Question

A meter rod of silver at 0°C is heated to 100°C. Its length is increased by 0.19 cm. Coefficient of volume expansion of the silver rod is:
${\text{A}}{\text{. 5}}{\text{.7 }} \times {\text{ 1}}{{\text{0}}^{ - 5}}/^\circ {\text{C}} \\\ {\text{B}}{\text{. 0}}{\text{.63 }} \times {\text{ 1}}{{\text{0}}^{ - 5}}/^\circ {\text{C}} \\\ {\text{C}}{\text{. 1}}{\text{.9 }} \times {\text{ 1}}{{\text{0}}^{ - 5}}/^\circ {\text{C}} \\\ {\text{D}}{\text{. 16}}{\text{.1 }} \times {\text{ 1}}{{\text{0}}^{ - 5}}/^\circ {\text{C}} \\\$

Answer 1

Hint – To find the coefficient of volume expansion, we apply the formula of coefficient of linear expansion, use the given data and find its value. Using this value we compute the coefficient of volume expansion.

Formula Used:
Coefficient of linear expansion $\alpha {\text{ = }}\dfrac{{\Delta {\text{l}}}}{{{{\text{l}}_{{\text{initial}}}} \times \Delta {\text{T}}}}$
Where ∆l is the change in length, ${{\text{l}}_{{\text{initial}}}}$is the initial length of the rod before expansion and ∆T is the change in temperature.
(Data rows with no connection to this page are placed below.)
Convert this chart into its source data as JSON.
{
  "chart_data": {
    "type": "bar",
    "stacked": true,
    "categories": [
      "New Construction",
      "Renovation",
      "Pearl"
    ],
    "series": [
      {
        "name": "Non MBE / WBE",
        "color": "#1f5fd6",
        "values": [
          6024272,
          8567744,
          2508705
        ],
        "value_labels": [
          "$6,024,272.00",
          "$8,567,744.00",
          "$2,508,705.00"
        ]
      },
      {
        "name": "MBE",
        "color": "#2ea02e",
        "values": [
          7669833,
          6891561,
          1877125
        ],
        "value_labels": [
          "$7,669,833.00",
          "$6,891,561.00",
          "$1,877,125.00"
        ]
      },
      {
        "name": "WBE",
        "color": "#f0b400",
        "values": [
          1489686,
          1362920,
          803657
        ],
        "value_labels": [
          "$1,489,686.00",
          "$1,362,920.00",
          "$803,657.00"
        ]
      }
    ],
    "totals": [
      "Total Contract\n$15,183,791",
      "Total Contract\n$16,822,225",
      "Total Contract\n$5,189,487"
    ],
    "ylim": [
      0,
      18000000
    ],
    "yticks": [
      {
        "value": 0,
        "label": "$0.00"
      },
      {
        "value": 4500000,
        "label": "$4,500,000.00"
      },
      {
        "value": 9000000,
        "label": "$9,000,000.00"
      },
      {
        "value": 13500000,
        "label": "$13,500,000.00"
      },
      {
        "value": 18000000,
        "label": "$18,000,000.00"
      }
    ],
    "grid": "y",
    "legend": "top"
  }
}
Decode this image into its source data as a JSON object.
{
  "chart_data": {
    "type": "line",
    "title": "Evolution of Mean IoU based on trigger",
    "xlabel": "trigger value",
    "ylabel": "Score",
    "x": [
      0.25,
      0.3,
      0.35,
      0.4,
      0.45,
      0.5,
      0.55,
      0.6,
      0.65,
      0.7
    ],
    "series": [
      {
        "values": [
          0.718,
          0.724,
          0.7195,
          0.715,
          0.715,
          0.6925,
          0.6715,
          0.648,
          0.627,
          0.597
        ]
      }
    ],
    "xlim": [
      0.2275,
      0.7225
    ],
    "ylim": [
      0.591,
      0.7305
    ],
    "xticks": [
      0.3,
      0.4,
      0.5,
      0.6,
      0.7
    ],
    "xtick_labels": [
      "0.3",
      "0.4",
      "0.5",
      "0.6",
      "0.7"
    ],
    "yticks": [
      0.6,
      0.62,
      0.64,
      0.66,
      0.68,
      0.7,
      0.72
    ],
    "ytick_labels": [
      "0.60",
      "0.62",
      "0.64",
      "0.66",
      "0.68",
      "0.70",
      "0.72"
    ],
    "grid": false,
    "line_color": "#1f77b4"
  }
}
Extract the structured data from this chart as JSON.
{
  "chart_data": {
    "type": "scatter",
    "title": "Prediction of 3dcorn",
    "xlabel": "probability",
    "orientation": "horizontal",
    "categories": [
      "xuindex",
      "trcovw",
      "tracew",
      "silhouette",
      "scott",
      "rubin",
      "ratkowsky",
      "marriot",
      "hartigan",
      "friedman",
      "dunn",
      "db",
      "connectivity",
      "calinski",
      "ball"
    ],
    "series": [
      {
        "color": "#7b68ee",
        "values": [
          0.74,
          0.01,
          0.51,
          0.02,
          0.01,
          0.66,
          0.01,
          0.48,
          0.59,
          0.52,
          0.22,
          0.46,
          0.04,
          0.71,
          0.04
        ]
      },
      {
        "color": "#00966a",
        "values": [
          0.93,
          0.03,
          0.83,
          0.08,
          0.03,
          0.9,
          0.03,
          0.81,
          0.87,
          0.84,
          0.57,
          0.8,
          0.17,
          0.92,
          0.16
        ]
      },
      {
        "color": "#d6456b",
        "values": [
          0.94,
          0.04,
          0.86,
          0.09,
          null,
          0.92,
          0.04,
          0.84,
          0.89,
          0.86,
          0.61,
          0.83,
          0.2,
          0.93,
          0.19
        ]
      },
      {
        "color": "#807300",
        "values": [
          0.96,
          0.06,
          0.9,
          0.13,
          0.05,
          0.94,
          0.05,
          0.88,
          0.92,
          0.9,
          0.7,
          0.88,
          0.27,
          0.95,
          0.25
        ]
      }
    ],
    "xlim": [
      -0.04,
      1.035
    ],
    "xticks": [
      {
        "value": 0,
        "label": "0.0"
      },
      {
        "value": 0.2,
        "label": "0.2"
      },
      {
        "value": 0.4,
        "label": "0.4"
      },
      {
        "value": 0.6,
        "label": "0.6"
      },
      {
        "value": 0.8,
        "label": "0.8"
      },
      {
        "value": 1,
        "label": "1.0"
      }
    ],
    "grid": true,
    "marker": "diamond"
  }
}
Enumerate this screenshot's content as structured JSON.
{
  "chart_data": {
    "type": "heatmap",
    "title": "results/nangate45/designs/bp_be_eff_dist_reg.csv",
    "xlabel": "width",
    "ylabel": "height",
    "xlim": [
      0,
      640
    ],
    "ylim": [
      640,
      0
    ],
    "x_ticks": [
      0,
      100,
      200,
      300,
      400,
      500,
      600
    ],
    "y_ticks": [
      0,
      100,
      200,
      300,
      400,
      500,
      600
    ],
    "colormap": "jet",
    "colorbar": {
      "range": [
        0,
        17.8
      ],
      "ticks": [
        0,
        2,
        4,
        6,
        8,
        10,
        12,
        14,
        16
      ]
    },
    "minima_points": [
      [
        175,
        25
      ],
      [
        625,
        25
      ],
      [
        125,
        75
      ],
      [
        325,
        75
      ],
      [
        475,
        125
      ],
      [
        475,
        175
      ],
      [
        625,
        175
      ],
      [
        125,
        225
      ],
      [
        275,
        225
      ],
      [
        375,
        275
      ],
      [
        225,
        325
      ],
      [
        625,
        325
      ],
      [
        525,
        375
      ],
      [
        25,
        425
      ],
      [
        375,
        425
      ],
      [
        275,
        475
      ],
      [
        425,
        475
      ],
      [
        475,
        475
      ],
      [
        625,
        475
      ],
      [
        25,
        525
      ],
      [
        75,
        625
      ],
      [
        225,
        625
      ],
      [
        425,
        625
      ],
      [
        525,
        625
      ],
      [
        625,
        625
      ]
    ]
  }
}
Complete step-by-step solution:
Given Data,
Change in length, i.e. $\Delta {\text{L}}$ = 0.19 cm
Change in temperature = $\Delta {\text{T}}$ = 100 – 0 = 100°C
Let us consider the initial length to be 100 cm, ${{\text{l}}_{{\text{initial}}}}$= 100 cm.
We know the volume of a solid shape of some material is given by the product of its length, breadth, and height. Volume is a 3-dimensional attribute of a body essentially governed by its length in each of the axes.
According to the given data, we know the formula volume of the silver rod initially is, $V = πr^{2} \times {{\text{l}}_{{\text{initial}}}}$
Hence, the change in volume in the rod is governed by the change in length, we establish a relation between these two.
Where r and l are the radii of the base and initial length of the rod. As the radius term is not mentioned we consider the radius of the rod remains constant throughout the process.
The ratio increase in length original length for 1 degree rise in temperature is called the coefficient of linear expansion and it is given by:
$\alpha {\text{ = }}\dfrac{{\Delta {\text{l}}}}{{{{\text{l}}_{{\text{initial}}}} \times \Delta {\text{T}}}}$
$\Rightarrow \alpha {\text{ = }}\dfrac{{0.19}}{{{\text{100 }} \times {\text{ 100}}}} \\\ \Rightarrow \alpha {\text{ = 1}}{\text{.9 }} \times {\text{1}}{{\text{0}}^{ - 5}}/^\circ {\text{C}}$
Volume expansion is defined as the increase in the volume of the solid on heating. With a change in temperature ∆T the change in volume of a solid is given by $∆V = {{\text{V}}_{\text{y}}} \times \Delta{\text{t}}$, where the coefficient of volume expansion is y.
And y is given as ${\text{y = }}\dfrac{{\Delta {\text{V}}}}{{{{\text{V}}_{{\text{initial}}}} \times \Delta {\text{T}}}}$.
As volume is a 3-dimensional we can express the coefficient of volume expansion in terms of coefficient of linear expansion as:
$\Rightarrow {\text{y = 3}}\alpha \\\ \Rightarrow {\text{y = 3 }} \times {\text{ 1}}{\text{.9 }} \times {\text{1}}{{\text{0}}^{ - 5}} \\\ \Rightarrow {\text{y = 5}}{\text{.7 }} \times {\text{ 1}}{{\text{0}}^{ - 5}}/^\circ {\text{C}}$
Coefficient of volume expansion of the silver rod is ${\text{5}}{\text{.7 }} \times {\text{ 1}}{{\text{0}}^{ - 5}}/^\circ {\text{C}}$.
Hence Option A is the right answer.

Note: In order to answer this type of questions the key is to know the concepts of linear expansion and volume expansion in solids. Identifying that volume expansion is a 3-dimensional form of linear expansion in solids is a crucial step in solving this problem.
Coefficients of linear and volume expansion denote the rate at which a material expands when subject to heat. The greater the value of coefficient of expansion, the more the material expands.